(CN) — For decades, astronomers have been baffled by Saturn. How did it get those rings, among the most iconic sights in our solar system, which appear to be just 100 million years old — a veritable infancy, given that the planet itself is around 4.5 billion years old?
And why is Titan, Saturn's largest moon and the second largest satellite in our solar system, drifting away from its planet at such an alarming speed, roughly 11 centimeters per year (for comparison, our moon is drifting away from us at less than 4 centimeters per year)?
A new theory offers up a potential solution to these two mysteries, and may also help explain Saturn's distinct tilt. In a paper published Thursday in Science, Jack Wisdom, a professor of planetary science at the Massachusetts Institute of Technology, and his co-authors posit a long lost moon of Saturn's, which they name "Chrysalis."
Chrysalis, they suggest, was about the size of Saturn's third-largest satellite Iapetus. Its orbit became destabilized, so the theory goes, and it came closer and closer to the gas giant. Eventually, about 150 million years ago, Chrysalis was ripped apart by Saturn's tidal forces. Some of its pieces crashed into Saturn, nudging its axis, while other parts of it became the famously sparkling rings of Saturn anyone with an amateur telescope can see today.
"A close encounter of Chrysalis with Saturn would have caused Chrysalis to break apart," Wisdom and his co-authors write. "If we assume that Chrysalis was predominantly made of water ice, like Iapetus, then this debris could have developed into Saturn’s rings." They go on to write: "The required timing of the loss of Chrysalis coincides with the estimated age of the rings.
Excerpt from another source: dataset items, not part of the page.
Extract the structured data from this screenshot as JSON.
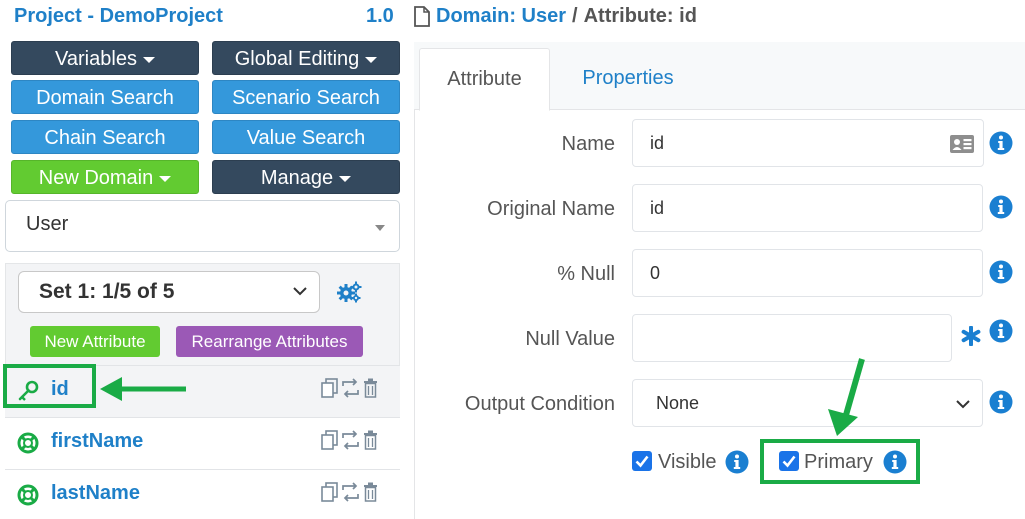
{
  "project": {
    "title": "Project - DemoProject",
    "version": "1.0"
  },
  "toolbar": {
    "variables": "Variables",
    "global_editing": "Global Editing",
    "domain_search": "Domain Search",
    "scenario_search": "Scenario Search",
    "chain_search": "Chain Search",
    "value_search": "Value Search",
    "new_domain": "New Domain",
    "manage": "Manage"
  },
  "domain_select": {
    "value": "User"
  },
  "set_select": {
    "value": "Set 1: 1/5 of 5"
  },
  "attr_buttons": {
    "new_attribute": "New Attribute",
    "rearrange": "Rearrange Attributes"
  },
  "attributes": [
    {
      "name": "id",
      "icon": "key-icon"
    },
    {
      "name": "firstName",
      "icon": "lifebuoy-icon"
    },
    {
      "name": "lastName",
      "icon": "lifebuoy-icon"
    }
  ],
  "breadcrumb": {
    "domain": "Domain: User",
    "separator": "/",
    "attribute": "Attribute: id"
  },
  "tabs": {
    "attribute": "Attribute",
    "properties": "Properties"
  },
  "form": {
    "name": {
      "label": "Name",
      "value": "id"
    },
    "original_name": {
      "label": "Original Name",
      "value": "id"
    },
    "pct_null": {
      "label": "% Null",
      "value": "0"
    },
    "null_value": {
      "label": "Null Value",
      "value": ""
    },
    "output_condition": {
      "label": "Output Condition",
      "value": "None"
    },
    "visible": {
      "label": "Visible",
      "checked": true
    },
    "primary": {
      "label": "Primary",
      "checked": true
    }
  },
  "colors": {
    "brand_blue": "#1f80c8",
    "dark_button": "#34495e",
    "blue_button": "#3498db",
    "green_button": "#62cb31",
    "purple_button": "#9b59b6",
    "annotation_green": "#1aab46",
    "required_asterisk": "#1a7fd1"
  }
}
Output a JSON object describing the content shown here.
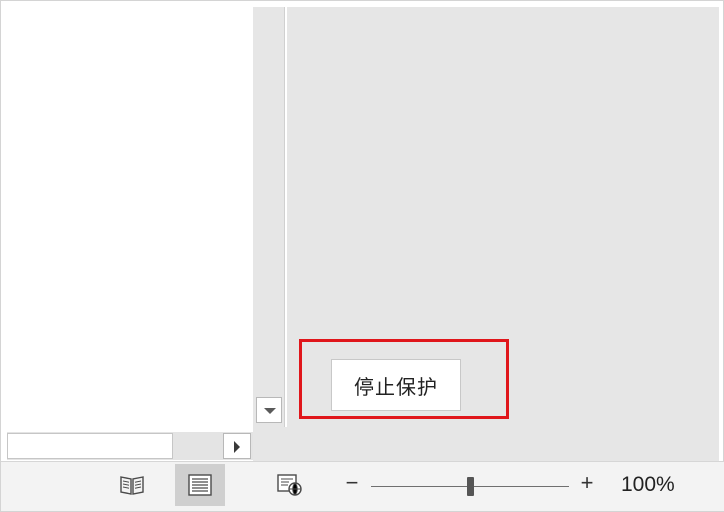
{
  "protect_pane": {
    "stop_protection_label": "停止保护",
    "highlight_color": "#e0161b"
  },
  "statusbar": {
    "views": [
      {
        "name": "read-mode",
        "icon": "book-open-icon",
        "active": false
      },
      {
        "name": "print-layout",
        "icon": "print-layout-icon",
        "active": true
      },
      {
        "name": "web-layout",
        "icon": "web-layout-icon",
        "active": false
      }
    ],
    "zoom": {
      "minus_label": "−",
      "plus_label": "+",
      "level_text": "100%",
      "slider_fraction": 0.5
    }
  }
}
Wisdom and his colleagues developed their theory by studying data collected from the Cassini mission, which sent an unmanned spacecraft flying by Venus, Earth, an asteroid named "2685 Masursky," Jupiter, and then, finally, Saturn, where it burned up in 2017. The mission revolutionized our understanding of Saturn and its many moons, and the data it collected is still being analyzed and interpreted. Wisdom and his co-authors used data collected by the Cassini probe to create numerical simulations that explain "the obliquity of Saturn, the young age of its rings, and the eccentricity of Titan."
"It explains several things that were previously thought to be not related," Wisdom said in a phone interview. "Some anomalies in the orbit of Titan. The age of the rings. The'yre all explained by this."
He added: "Right now, it’s a pretty nice package."
Wisdom, 69, is a pioneer in the study of chaos as it applies to the universe. Though some may picture our solar system as something like a finely tuned mechanical watch, its planets and satellites all orbiting in some perfect balance, Wisdom's research paints a far more disorderly picture.
"The whole planetary system evolves chaotically," said Wisdom. "Chaos has a lot to do with planetary problems.
"It makes it harder to predict the future."